Par Maître Gwendal TEXIER |  Le 25/08/2020

Le report de très nombreux mariages à cause de la période de confinement de mars à mai 2020 est sans doute l'occasion pour ces futurs époux de s'interroger sur l'opportunité d'établir ou non un contrat de mariage.

La signature d'un contrat de mariage avant votre union n'est pas obligatoire. Néanmoins, dans certains cas, le choix d'un régime vraiment adapté à votre situation mérite d'être étudié avec un notaire.
Le contrat de mariage est signé avant le mariage, en général quelques semaines. C'est à cette occasion que le certificat demandé par la mairie est délivré. Il faut prévoir au moins un rendez-vous avec le notaire avant la signature. Il s'agira de faire un tour d'horizon des objectifs de vie et des projets des futurs époux.
Le notaire exposera aux futurs conjoints les avantages et inconvénients du ou des régimes qui correspondent à leur situation. Les principaux régimes matrimoniaux, outre le régime de la communauté qui peut être aménagé par le contrat de mariage (communauté universelle), sont la séparation de biens et la participation aux acquêts. Si l'un des conjoints est d'une autre nationalité ou si le couple prévoit de s'installer dans un autre pays, par exemple, cette situation internationale peut ouvrir d'autres possibilités.  
S'il ne fait pas de contrat de mariage, le couple sera marié sous le régime légal de la communauté réduite aux acquêts. Dans ce régime, les revenus issus du travail des conjoints pendant le mariage sont mis en commun. Chacun conserve ce qu'il a acquis avant le mariage, ses biens propres, et est seul propriétaire des biens reçus par succession ou donation. Un écueil : les dettes contractées pendant le mariage sont communes, y compris les emprunts professionnels d'un conjoint.
En plus de l'adoption d'un régime matrimonial, le contrat de mariage peut comporter des clauses qui permettent d'organiser le patrimoine du couple, de protéger le conjoint en cas de décès… Un exemple, un futur conjoint est propriétaire du terrain sur lequel le couple fera construire sa maison. Il pourra le mettre en commun dans le contrat de mariage.

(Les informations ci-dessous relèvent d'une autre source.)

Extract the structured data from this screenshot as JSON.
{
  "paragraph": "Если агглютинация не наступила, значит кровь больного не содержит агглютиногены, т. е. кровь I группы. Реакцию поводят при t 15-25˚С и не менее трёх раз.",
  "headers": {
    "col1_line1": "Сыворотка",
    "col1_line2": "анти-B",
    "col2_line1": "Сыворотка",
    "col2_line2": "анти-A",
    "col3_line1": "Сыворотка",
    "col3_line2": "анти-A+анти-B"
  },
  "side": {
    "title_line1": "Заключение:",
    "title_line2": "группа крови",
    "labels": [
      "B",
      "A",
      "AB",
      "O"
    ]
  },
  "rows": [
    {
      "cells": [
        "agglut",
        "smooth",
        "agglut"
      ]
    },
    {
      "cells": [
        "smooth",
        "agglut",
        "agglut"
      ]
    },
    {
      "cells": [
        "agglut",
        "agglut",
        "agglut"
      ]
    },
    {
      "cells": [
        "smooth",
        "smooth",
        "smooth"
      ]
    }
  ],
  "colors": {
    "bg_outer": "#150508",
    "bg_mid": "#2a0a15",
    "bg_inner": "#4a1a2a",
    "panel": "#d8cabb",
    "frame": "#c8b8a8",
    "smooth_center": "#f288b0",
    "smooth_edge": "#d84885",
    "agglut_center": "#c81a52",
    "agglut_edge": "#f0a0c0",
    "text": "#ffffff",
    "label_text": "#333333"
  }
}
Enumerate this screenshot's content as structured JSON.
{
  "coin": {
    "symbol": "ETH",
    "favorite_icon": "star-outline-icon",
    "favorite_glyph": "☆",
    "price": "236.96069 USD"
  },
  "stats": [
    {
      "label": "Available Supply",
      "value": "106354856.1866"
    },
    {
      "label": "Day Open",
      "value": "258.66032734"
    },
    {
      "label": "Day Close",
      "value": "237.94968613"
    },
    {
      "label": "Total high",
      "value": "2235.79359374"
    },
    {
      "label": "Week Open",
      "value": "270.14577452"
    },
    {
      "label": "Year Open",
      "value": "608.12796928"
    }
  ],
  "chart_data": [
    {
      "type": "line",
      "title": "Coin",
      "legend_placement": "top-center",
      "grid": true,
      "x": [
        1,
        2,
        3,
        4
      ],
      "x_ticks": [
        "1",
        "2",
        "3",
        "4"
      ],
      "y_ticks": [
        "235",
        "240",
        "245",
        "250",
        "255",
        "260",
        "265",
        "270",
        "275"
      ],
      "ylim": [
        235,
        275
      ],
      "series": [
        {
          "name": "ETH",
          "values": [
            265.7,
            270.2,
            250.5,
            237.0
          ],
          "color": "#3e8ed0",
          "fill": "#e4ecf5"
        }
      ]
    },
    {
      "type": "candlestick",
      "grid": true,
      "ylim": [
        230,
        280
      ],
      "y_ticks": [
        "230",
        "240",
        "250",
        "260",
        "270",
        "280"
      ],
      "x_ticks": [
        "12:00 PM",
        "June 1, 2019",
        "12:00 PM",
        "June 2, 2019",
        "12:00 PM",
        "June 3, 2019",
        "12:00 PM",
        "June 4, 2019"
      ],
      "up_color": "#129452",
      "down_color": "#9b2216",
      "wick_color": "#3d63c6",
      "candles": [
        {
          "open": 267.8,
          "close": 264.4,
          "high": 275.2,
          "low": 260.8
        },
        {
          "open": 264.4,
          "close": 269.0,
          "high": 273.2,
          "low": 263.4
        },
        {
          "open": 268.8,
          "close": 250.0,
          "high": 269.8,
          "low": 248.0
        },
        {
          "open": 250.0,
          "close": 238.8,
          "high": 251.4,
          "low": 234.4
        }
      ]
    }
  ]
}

Ce qui ne sera plus possible aussi facilement par la suite…
Après le mariage, sous certaines conditions, il est possible de changer de régime matrimonial ou de modifier son contrat de mariage, avec l'intervention du notaire. Ce changement, qui doit être conforme à l'intérêt familial, se fait par acte notarié. Dans certains cas, notamment en présence d'enfants mineurs, il devra être homologué par le juge aux affaires familiales.
Depuis 2019, il n'est plus nécessaire de respecter un délai de deux ans entre le mariage et le changement de contrat de mariage (ou entre deux changements de contrat de mariage !)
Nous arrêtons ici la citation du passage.